Yesterday, opposition reformists asked for a vote recount in Iran’s parliamentary elections, which took place Friday. Earlier in the week they had challenged the fairness of the vote.

Despite enjoying relatively strong support in Tehran, the reformists failed to win any of the 30 seats there. Allies of President Mahmoud Ahmadinejad, on the other hand, won 19 of the contests in the capital. Reformists have a chance to pick up seats in Tehran in runoff elections to be conducted either next month or in May. In the meantime, they called on the Interior Ministry to release vote counts from each of the polling sites in the capital. The Guardian Council, Iran’s constitutional watchdog, said that a full recount was not possible, but it promised a “random” recounting of ballot boxes. The government maintains that the election was fair.

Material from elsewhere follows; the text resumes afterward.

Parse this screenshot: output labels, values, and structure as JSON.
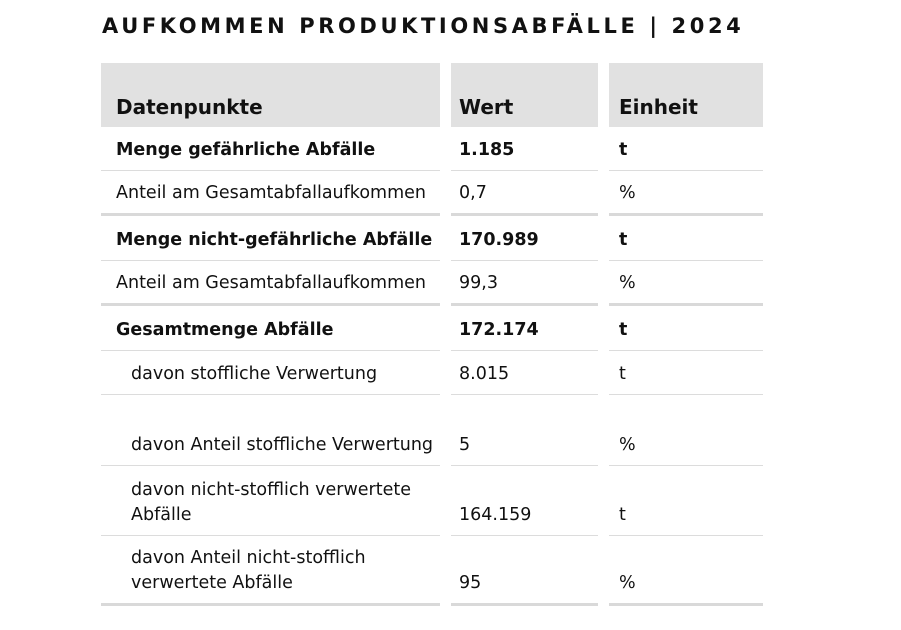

Umm, no. Reformists were crippled before a single ballot was cast. The Guardian Council disqualified about 1,700 reformist candidates, with the result that reformists could contest only half the 290 seats at stake. Even so, Ahmadinejad seems to have lost support: the election was widely seen as a referendum on his policies.

In one sense, the president’s setback does not matter: he retains the confidence of the cleric who sits atop the theocracy, Supreme Leader Ayatollah Ali Khamenei. Yet Ahmadinejad will now face a stronger opposition in parliament. Rigged political systems, like Iran’s, run on signals, and the signals from this election show that Ahmadinejad has lost popularity during his tenure, which could undermine his chances should he run for re-election next year.

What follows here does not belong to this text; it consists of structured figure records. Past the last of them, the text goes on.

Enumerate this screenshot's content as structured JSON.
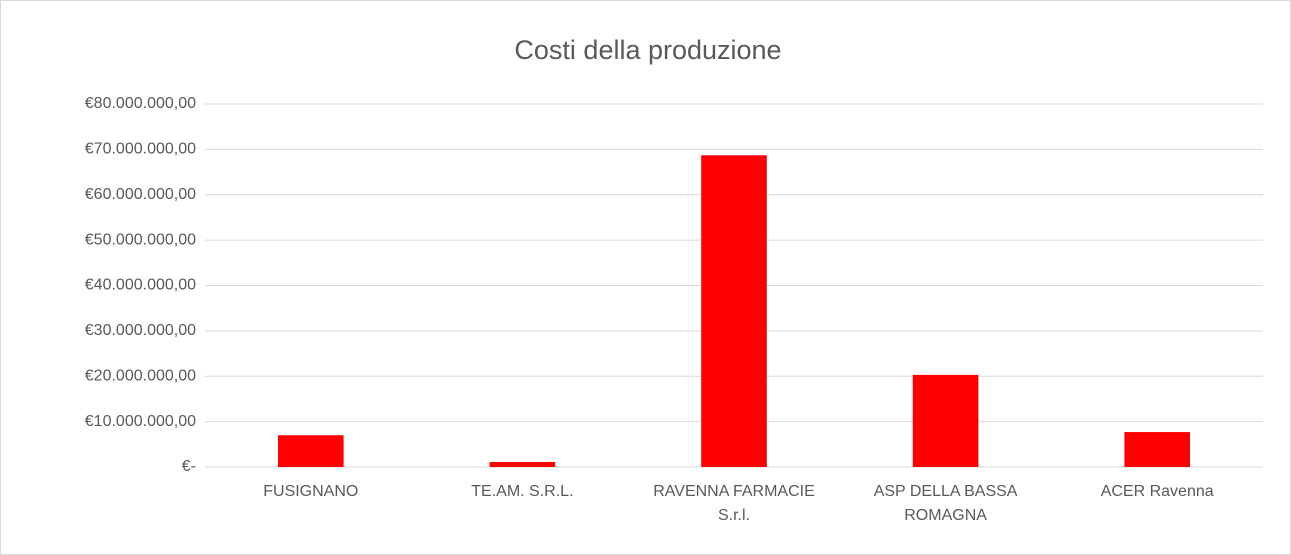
{
  "chart_data": {
    "type": "bar",
    "title": "Costi della produzione",
    "categories": [
      "FUSIGNANO",
      "TE.AM. S.R.L.",
      "RAVENNA FARMACIE S.r.l.",
      "ASP DELLA BASSA ROMAGNA",
      "ACER Ravenna"
    ],
    "values": [
      7000000,
      1100000,
      68700000,
      20300000,
      7700000
    ],
    "color": "#ff0000",
    "ylim": [
      0,
      80000000
    ],
    "yticks": [
      {
        "value": 0,
        "label": "€-"
      },
      {
        "value": 10000000,
        "label": "€10.000.000,00"
      },
      {
        "value": 20000000,
        "label": "€20.000.000,00"
      },
      {
        "value": 30000000,
        "label": "€30.000.000,00"
      },
      {
        "value": 40000000,
        "label": "€40.000.000,00"
      },
      {
        "value": 50000000,
        "label": "€50.000.000,00"
      },
      {
        "value": 60000000,
        "label": "€60.000.000,00"
      },
      {
        "value": 70000000,
        "label": "€70.000.000,00"
      },
      {
        "value": 80000000,
        "label": "€80.000.000,00"
      }
    ],
    "grid": true
  }
}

Fortunately for the fiery president, many Iranians have simply tuned out of politics. Turnout in Tehran, for instance, appears to have been half the national rate of 60 percent announced by the Interior Ministry. And even in the conservative outlying areas there is fundamental discontent: polling shows that about 90 percent of Iranians want the right to choose—and remove—the supreme leader. That will never happen as long as the theocracy exists, however. The ayatollahs maintain their limited political system so that they can gauge shifts in public mood and react accordingly. So far, despite widespread popular dissatisfaction, the system has worked to keep the clerics in power.

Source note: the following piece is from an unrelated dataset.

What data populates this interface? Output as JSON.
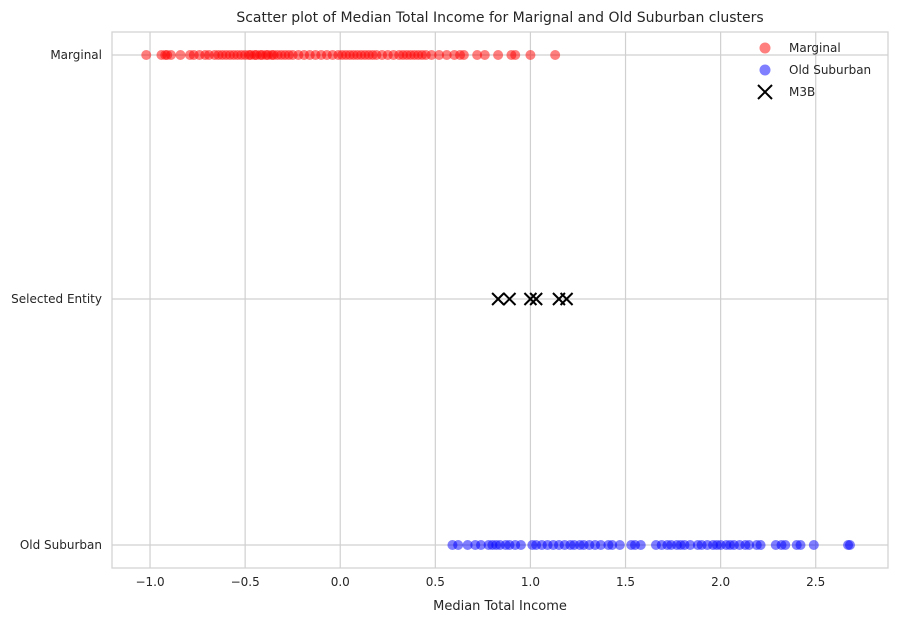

Fortunately for us, limited systems like Iran’s do not stand the test of time. People either take elections seriously and push for real power or they ignore government institutions and force change from the streets. Iranians placed faith in reformers and were disappointed during the presidency of Mohammad Khatami, Ahmadinejad’s predecessor. The real test for the ayatollahs will be the protests that will inevitably come.